First, take the MAX at 6 PM from downtown and then the WES train from Beaverton to Wilsonville, where you can eat some sushi before biking to Champoeg (which is for some reason pronounced “Shampoo-ee”) in the rain. From there, pack up your tent and bike to Mount Angel, Oregon, and then bike to the top of a hill outside Mount Angel where there is a tiny seminary school famed not so much for its religious teachings as for being the home to a library designed by an architect so famous that he has his own bar on Belmont AND also the home to the (alleged) World’s Largest Pig Hairball.

The pig hairball is tucked into a tiny museum in the basement of one of the seminary buildings. Perhaps intentionally, you have to be really looking to find it. The museum has a bunch of strange cobbled-together collection of artifacts, few of which have to do with spirituality. There is a large collection of taxidermy. There is a small collection of Mexican artifacts. There is also a small glass case filled with freaks.

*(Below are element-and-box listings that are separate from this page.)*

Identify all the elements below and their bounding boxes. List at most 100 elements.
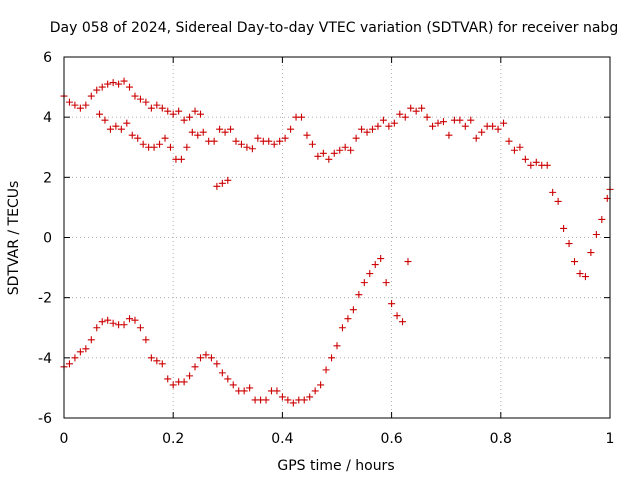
data-point — [358, 125, 366, 133]
data-point — [65, 360, 73, 368]
data-point — [153, 357, 161, 365]
data-point — [115, 80, 123, 88]
data-point — [306, 393, 314, 401]
data-point — [445, 131, 453, 139]
data-point — [265, 137, 273, 145]
data-point — [349, 306, 357, 314]
data-point — [104, 316, 112, 324]
data-point — [338, 324, 346, 332]
data-point — [254, 134, 262, 142]
data-point — [117, 125, 125, 133]
data-point — [598, 215, 606, 223]
data-point — [500, 119, 508, 127]
data-point — [366, 270, 374, 278]
data-point — [177, 155, 185, 163]
data-point — [175, 107, 183, 115]
data-point — [101, 116, 109, 124]
data-point — [134, 134, 142, 142]
data-point — [98, 83, 106, 91]
data-point — [131, 316, 139, 324]
y-tick-label: -2 — [38, 291, 52, 307]
data-point — [156, 140, 164, 148]
data-point — [164, 375, 172, 383]
data-point — [510, 146, 518, 154]
data-point — [404, 258, 412, 266]
data-point — [401, 113, 409, 121]
data-point — [281, 134, 289, 142]
data-point — [147, 354, 155, 362]
data-point — [232, 137, 240, 145]
data-point — [521, 155, 529, 163]
data-point — [213, 182, 221, 190]
data-point — [199, 128, 207, 136]
data-point — [333, 342, 341, 350]
data-point — [396, 110, 404, 118]
data-point — [317, 381, 325, 389]
data-point — [549, 188, 557, 196]
data-point — [237, 140, 245, 148]
x-axis-label: GPS time / hours — [277, 458, 394, 474]
data-point — [240, 387, 248, 395]
plot-frame — [63, 56, 611, 419]
data-point — [120, 77, 128, 85]
data-point — [106, 125, 114, 133]
data-point — [347, 146, 355, 154]
data-point — [98, 318, 106, 326]
data-point — [592, 230, 600, 238]
data-point — [516, 143, 524, 151]
y-tick-label: 2 — [43, 170, 52, 186]
data-point — [368, 125, 376, 133]
data-point — [284, 396, 292, 404]
data-point — [554, 197, 562, 205]
data-point — [303, 131, 311, 139]
data-point — [300, 396, 308, 404]
data-point — [532, 158, 540, 166]
data-point — [180, 116, 188, 124]
data-point — [169, 381, 177, 389]
x-tick-label: 0 — [60, 431, 69, 447]
data-point — [576, 270, 584, 278]
data-point — [82, 101, 90, 109]
data-point — [216, 125, 224, 133]
data-point — [565, 240, 573, 248]
data-point — [330, 149, 338, 157]
data-point — [390, 119, 398, 127]
data-point — [126, 315, 134, 323]
data-point — [276, 137, 284, 145]
y-axis-label: SDTVAR / TECUs — [6, 181, 22, 296]
data-point — [270, 140, 278, 148]
data-point — [322, 366, 330, 374]
data-point — [379, 116, 387, 124]
y-tick-label: 0 — [43, 231, 52, 247]
series-track-middle — [95, 104, 614, 281]
data-point — [587, 249, 595, 257]
data-point — [180, 378, 188, 386]
data-point — [363, 128, 371, 136]
data-point — [93, 324, 101, 332]
data-point — [139, 140, 147, 148]
data-points — [60, 77, 614, 407]
data-point — [298, 113, 306, 121]
data-point — [161, 134, 169, 142]
data-point — [393, 312, 401, 320]
data-point — [153, 101, 161, 109]
data-point — [287, 125, 295, 133]
data-point — [166, 143, 174, 151]
data-point — [186, 113, 194, 121]
data-point — [136, 324, 144, 332]
data-point — [186, 372, 194, 380]
data-point — [142, 98, 150, 106]
series-track-lower — [60, 255, 412, 407]
data-point — [104, 80, 112, 88]
data-point — [207, 354, 215, 362]
data-point — [227, 125, 235, 133]
data-point — [399, 318, 407, 326]
data-point — [131, 92, 139, 100]
data-point — [311, 387, 319, 395]
x-tick-label: 0.6 — [380, 431, 402, 447]
data-point — [87, 92, 95, 100]
data-point — [126, 83, 134, 91]
data-point — [289, 399, 297, 407]
data-point — [388, 300, 396, 308]
data-point — [360, 279, 368, 287]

And by freaks, I mean two calves born with eight legs each, both stuffed into the glass box in the corner of the dusty museum in the basement of the seminary on the top of the hill. There is also an assortment of pig hairballs which, an informational plaque informs, were called “bezoars” by the ancients and thought to cure any poison.

Sarah Shay Mirk reported on transportation, sex and gender issues, and politics at the Mercury from 2008-2013. They have gone on to make many things, including countless comics and several books.

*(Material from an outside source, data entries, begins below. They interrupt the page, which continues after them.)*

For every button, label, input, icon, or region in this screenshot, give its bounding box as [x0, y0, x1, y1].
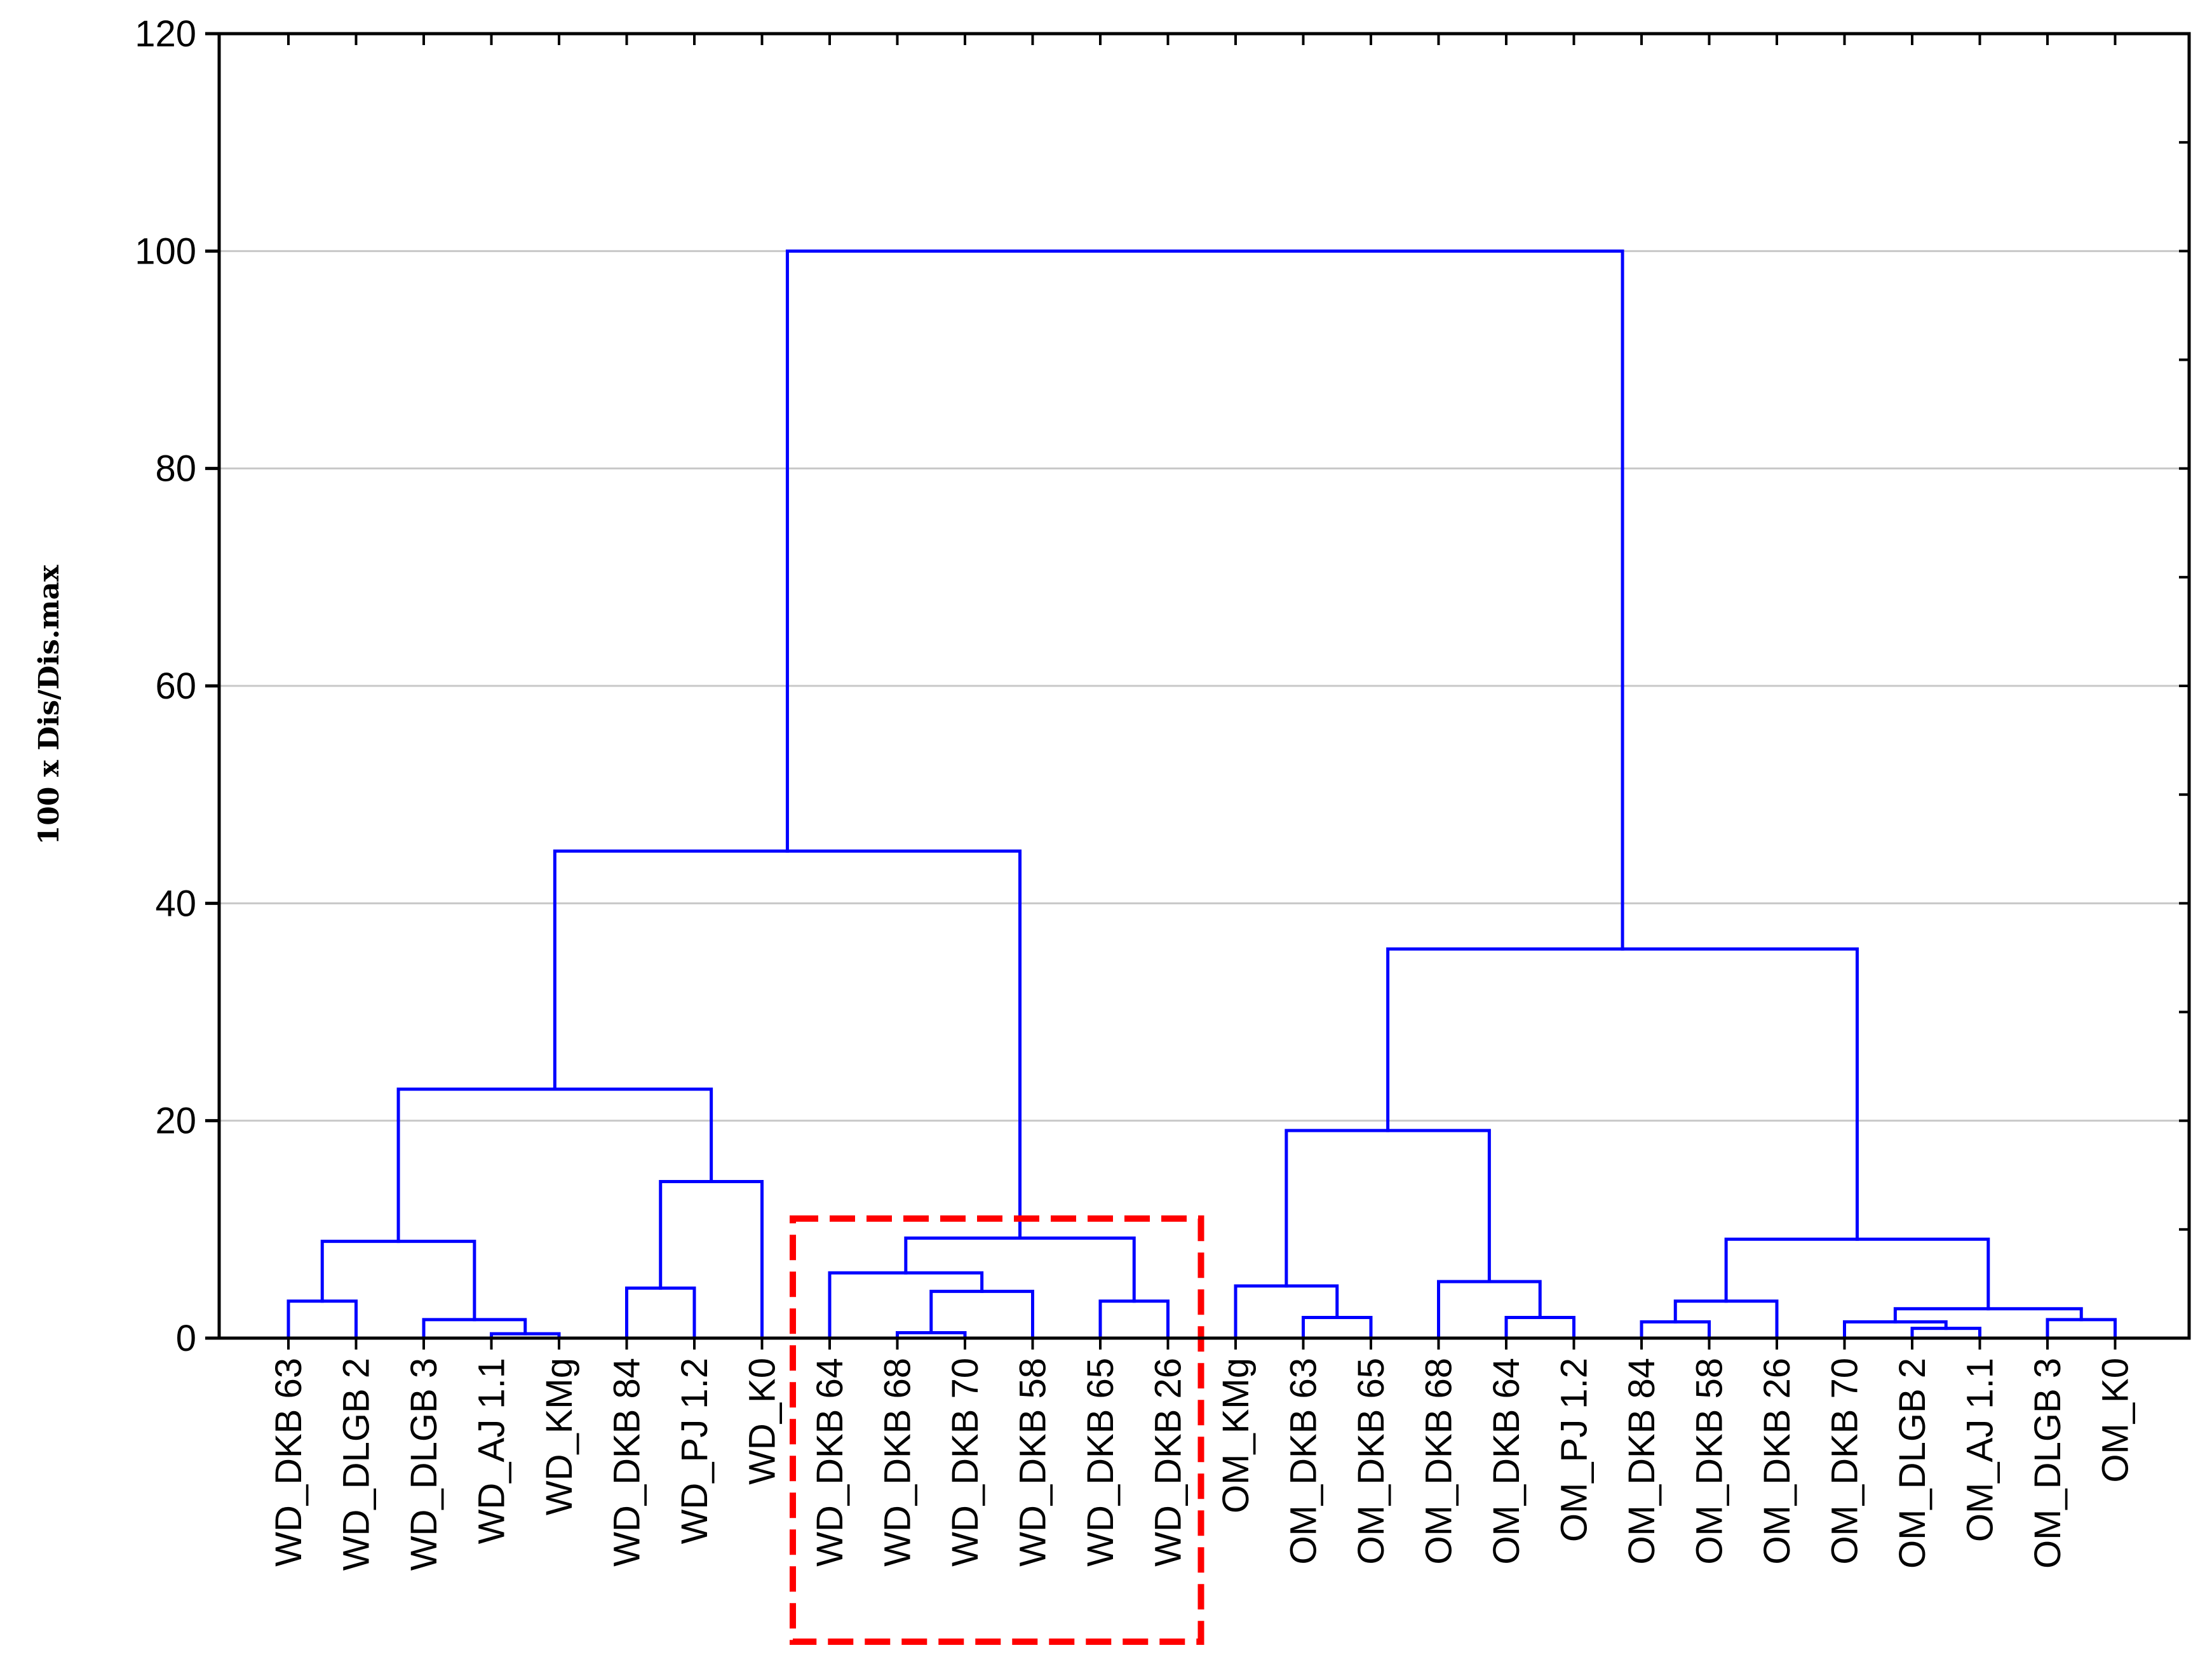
leaf-labels: WD_DKB 63 WD_DLGB 2 WD_DLGB 3 WD_AJ 1.1 WD_K…: [268, 1358, 2136, 1571]
link-U: [1673, 1299, 1779, 1340]
leaf-label: WD_DKB 70: [945, 1358, 986, 1567]
leaf-label: OM_DLGB 2: [1892, 1358, 1933, 1569]
leaf-label: OM_DKB 58: [1689, 1358, 1730, 1565]
link-F: [659, 1180, 764, 1340]
link-D: [320, 1240, 476, 1322]
link-J: [828, 1271, 984, 1340]
leaf-label: OM_DKB 26: [1757, 1358, 1798, 1565]
leaf-label: WD_DKB 63: [268, 1358, 309, 1567]
highlight-box-layer: [790, 1215, 1204, 1645]
link-Z: [1724, 1237, 1990, 1311]
leaf-label: OM_PJ 1.2: [1554, 1358, 1595, 1542]
ytick-label-60: 60: [155, 666, 196, 707]
ytick-label-40: 40: [155, 883, 196, 924]
link-AA: [1386, 947, 1859, 1241]
leaf-label: OM_DKB 70: [1824, 1358, 1866, 1565]
leaf-label: WD_DKB 58: [1013, 1358, 1054, 1567]
link-T: [1640, 1320, 1711, 1340]
leaf-label: WD_DKB 65: [1080, 1358, 1121, 1567]
link-W: [1843, 1320, 1948, 1340]
link-X: [2046, 1318, 2117, 1340]
link-N: [553, 849, 1022, 1240]
leaf-label: WD_DKB 64: [809, 1358, 851, 1567]
leaf-label: OM_AJ 1.1: [1960, 1358, 2001, 1542]
leaf-label: WD_KMg: [539, 1358, 580, 1515]
link-Q: [1504, 1315, 1575, 1340]
ytick-label-20: 20: [155, 1101, 196, 1142]
y-axis-title: 100 x Dis/Dis.max: [33, 565, 65, 845]
leaf-label: WD_DKB 84: [607, 1358, 648, 1567]
ytick-label-100: 100: [135, 231, 196, 272]
ytick-label-80: 80: [155, 448, 196, 490]
link-S: [1285, 1129, 1491, 1288]
leaf-label: OM_DLGB 3: [2027, 1358, 2068, 1569]
leaf-label: OM_DKB 65: [1351, 1358, 1392, 1565]
dendrogram-links: [287, 249, 2117, 1340]
leaf-label: WD_DKB 26: [1148, 1358, 1189, 1567]
ytick-label-0: 0: [176, 1318, 196, 1359]
link-E: [625, 1286, 696, 1340]
leaf-label: WD_K0: [742, 1358, 783, 1485]
leaf-label: OM_KMg: [1215, 1358, 1257, 1513]
highlight-box: [790, 1215, 1204, 1645]
leaf-label: OM_K0: [2095, 1358, 2136, 1483]
link-O: [1302, 1315, 1373, 1340]
grid-lines: [219, 250, 2189, 1122]
link-A: [287, 1299, 358, 1340]
leaf-label: OM_DKB 84: [1621, 1358, 1662, 1565]
leaf-label: WD_DLGB 3: [403, 1358, 445, 1571]
link-P: [1234, 1284, 1339, 1340]
leaf-label: OM_DKB 64: [1486, 1358, 1527, 1565]
y-axis-ticks: 0 20 40 60 80 100 120: [135, 13, 2189, 1359]
link-AB: [785, 249, 1624, 951]
link-R: [1437, 1280, 1542, 1340]
leaf-label: WD_AJ 1.1: [471, 1358, 513, 1544]
link-K: [1098, 1299, 1170, 1340]
leaf-label: WD_DKB 68: [877, 1358, 919, 1567]
leaf-label: OM_DKB 68: [1419, 1358, 1460, 1565]
leaf-label: OM_DKB 63: [1283, 1358, 1325, 1565]
link-G: [396, 1087, 713, 1243]
leaf-label: WD_DLGB 2: [336, 1358, 377, 1571]
leaf-label: WD_PJ 1.2: [674, 1358, 715, 1544]
ytick-label-120: 120: [135, 13, 196, 55]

8 replies on “How to Spend a Weekend Finding the World’s (or at Least Oregon’s) Largest Pig Hairball”

  1. It’s pronounced that way because of the Native American history of our region. Way to be clueless! Bet you can’t pronounce Clatsop or Willamette without a guide either.

  2. @nestchick: the question is why pronounce something spelled “oeg” as “oo-ee”. Origins aside, that’s a weird way to spell it. Hardly worth getting snarky over.

    Interestingly, wikipedia says the original pronunciation was “sham poo’ eg”. So maybe the “ee” sound is itself a corruption of the native pronunciation. Now THAT’S worth getting snarky over. How dare they!

  3. Most pronunciations round here don’t make sense. NE Glisan may be pronounced “Gleesan”, but the guy it’s names after pronounced his own name as “Glisten”…

  4. My theory has always been that Champoeg is a corruption of the Kalapuyan “apu i jik,” their term for the false caraway plant. Early records from the provisional government from the 1840s list it as “Champooick.” Some say Champoeg comes from the French “Campment du Sable, literally “camp of sand.” Others say it’s a mix of the French word “champ,” which means field, and the Kalapuyan “pooich,” or root. Still others attest that it comes from the Tualatin word “champoo,” meaning weed.